(2026-04) Breaking Optimized HQC; The First Cache-Timing Full Decryption Oracle Key-Recovery Attack in Post-Quantum Cryptography
2026-04-08
Hamming Quasi-Cyclic (HQC) has been selected by NIST for standardization in the post-quantum landscape. As deployment approaches, implementation security becomes as critical as mathematical hardness. In this work, we demonstrate that source-level constant-time coding is not a standalone guarantee: the compiled binary must inherently preserve this behavior.
We identify a severe compiler-induced vulnerability within the official AVX2-optimized implementation of HQC, despite its claims of being constant-time. Although the C source code relies on secure, mask-based conditional selection, certain compiler optimizations rewrite this logic systematically. This transformation silently introduces secret-dependent control flow into the inner Reed-Muller decoding process, resulting in secret-dependent cache access patterns.
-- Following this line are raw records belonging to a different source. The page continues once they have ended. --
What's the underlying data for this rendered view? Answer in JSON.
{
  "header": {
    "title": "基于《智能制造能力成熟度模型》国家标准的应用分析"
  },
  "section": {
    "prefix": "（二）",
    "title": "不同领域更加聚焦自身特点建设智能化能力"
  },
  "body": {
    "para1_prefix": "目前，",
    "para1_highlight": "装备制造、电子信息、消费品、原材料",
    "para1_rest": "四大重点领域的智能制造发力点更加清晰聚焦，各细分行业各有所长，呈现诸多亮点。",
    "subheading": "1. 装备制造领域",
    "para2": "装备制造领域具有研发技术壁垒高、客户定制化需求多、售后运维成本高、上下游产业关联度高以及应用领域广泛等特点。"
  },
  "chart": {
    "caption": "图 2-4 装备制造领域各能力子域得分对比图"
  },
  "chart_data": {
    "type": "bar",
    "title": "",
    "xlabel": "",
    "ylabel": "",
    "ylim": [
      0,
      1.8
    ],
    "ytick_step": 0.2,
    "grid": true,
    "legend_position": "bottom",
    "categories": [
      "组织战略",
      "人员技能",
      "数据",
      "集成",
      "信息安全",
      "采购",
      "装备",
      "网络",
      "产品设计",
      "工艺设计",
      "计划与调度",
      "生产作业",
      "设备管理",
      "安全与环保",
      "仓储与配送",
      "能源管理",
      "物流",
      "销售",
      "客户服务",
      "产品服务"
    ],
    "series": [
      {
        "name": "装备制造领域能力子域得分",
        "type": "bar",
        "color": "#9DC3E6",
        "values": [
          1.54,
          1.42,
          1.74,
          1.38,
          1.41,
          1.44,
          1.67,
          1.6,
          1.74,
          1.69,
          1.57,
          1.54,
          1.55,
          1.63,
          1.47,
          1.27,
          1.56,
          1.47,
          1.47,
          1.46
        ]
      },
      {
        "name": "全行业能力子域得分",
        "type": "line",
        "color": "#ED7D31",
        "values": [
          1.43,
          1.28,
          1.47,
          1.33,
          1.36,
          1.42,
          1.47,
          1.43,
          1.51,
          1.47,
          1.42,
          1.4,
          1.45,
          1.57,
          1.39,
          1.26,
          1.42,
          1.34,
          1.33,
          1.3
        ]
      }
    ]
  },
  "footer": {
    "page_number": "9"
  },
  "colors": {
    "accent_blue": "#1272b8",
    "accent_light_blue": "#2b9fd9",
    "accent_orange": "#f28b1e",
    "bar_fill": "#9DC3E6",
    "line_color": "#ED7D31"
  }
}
Exploiting this vulnerability, we mount, to the best of our knowledge, the first cache-timing Full-Decryption-style oracle attack against a post-quantum cryptosystem. Using Flush+Reload on shared libraries, an unprivileged co-located adversary can extract fine-grained predicates of the decoder's internal state. To achieve full key recovery, we develop a novel, reliability-aware Soft Information Set Decoding (Soft-ISD) post-processing framework. Leveraging a GPU-accelerated meet-in-the-middle strategy optimized for heterogeneous platforms (including Apple Silicon), we demonstrate end-to-end secret key recovery for hqc-1 with less than 10 seconds of online trace collection.